Redesigning Semiconductors

Dmitri Talapin. Photo by Dan Dry

“Sometimes you have to rethink the chemistry, rethink the materials, rethink the manufacturing process,” says Dmitri Talapin, professor of chemistry at the University of Chicago.

This approach led Talapin—who specializes in the chemistry, physics and materials science of inorganic nanostructures—to shrink the size of the crystals that go into making semiconductors at a time when most other researchers are attempting to increase them.

Semiconductors are used in many things, from cars to computers and watches to solar cells. Most often made of silicon, they are expensive to produce and impossible to make much larger than about a foot in diameter, which limits their ubiquity, particularly their use in solar cells.

But Talapin has turned the tables by making semiconductors out of nanocrystals that are only tens of atoms wide. The key to making this work is a resin-like “electronic glue” that connects the nanocrystals into large semiconductors that transmit electricity efficiently across many nanocrystals.

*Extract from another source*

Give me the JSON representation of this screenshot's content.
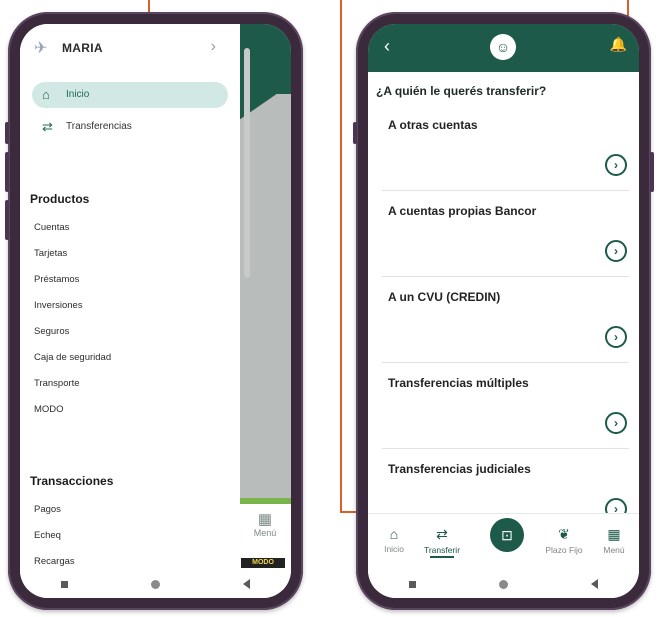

Making semiconductors out of nanocrystals allows the material to be handled as a liquid and brushed or sprayed onto a surface in the form of paint or ink. In addition, the liquid form makes the semiconductors suitable for the relatively new roll-to-roll technology that creates electronic devices and circuits on rolls of flexible plastic or metal foil. This lowers the high cost of semiconductors and expands their potential application to such materials as clothing and roll-up electronic displays. It also allows for the manufacture of vast photovoltaic cells.

“To address societal needs and to have an impact on the future of solar energy, we need low-cost semiconductors that are flexible and measured in square miles rather than square feet,” Talapin says.

 

Killer applications

A native of Minsk, Belarus, Talapin received his doctorate from the University of Hamburg and joined the University of Chicago faculty in 2007. From that time, he has worked closely with UChicagoTech, the University’s Office of Technology and Intellectual Property.

“Professor Talapin is well plugged into the commercial potential of his work,” says Eric Ginsburg, project manager at UChicagoTech. “He knew he had found something that could be patented and commercialized, so he came to us for help with that.”

Talapin describes UCTech as his research consultant, industrial advisor, patent attorney and business partner. “They helped me see the importance of technology transfer,” he says. “My driving force is to be of service to the community.”

Working to make sure that happens are two companies that license Talapin’s electronic glue and nanocrystal technology from the University of Chicago. In 2009, Evident Technologies licensed it for thermoelectrics, which convert heat into electrical energy. In one application, semiconductors could capture and utilize waste heat from an automobile’s motor. In another they could be used in reverse to make a solid-state cooling system that could replace the expensive condenser and environmentally harmful chemicals that are used in refrigerators and air conditioners.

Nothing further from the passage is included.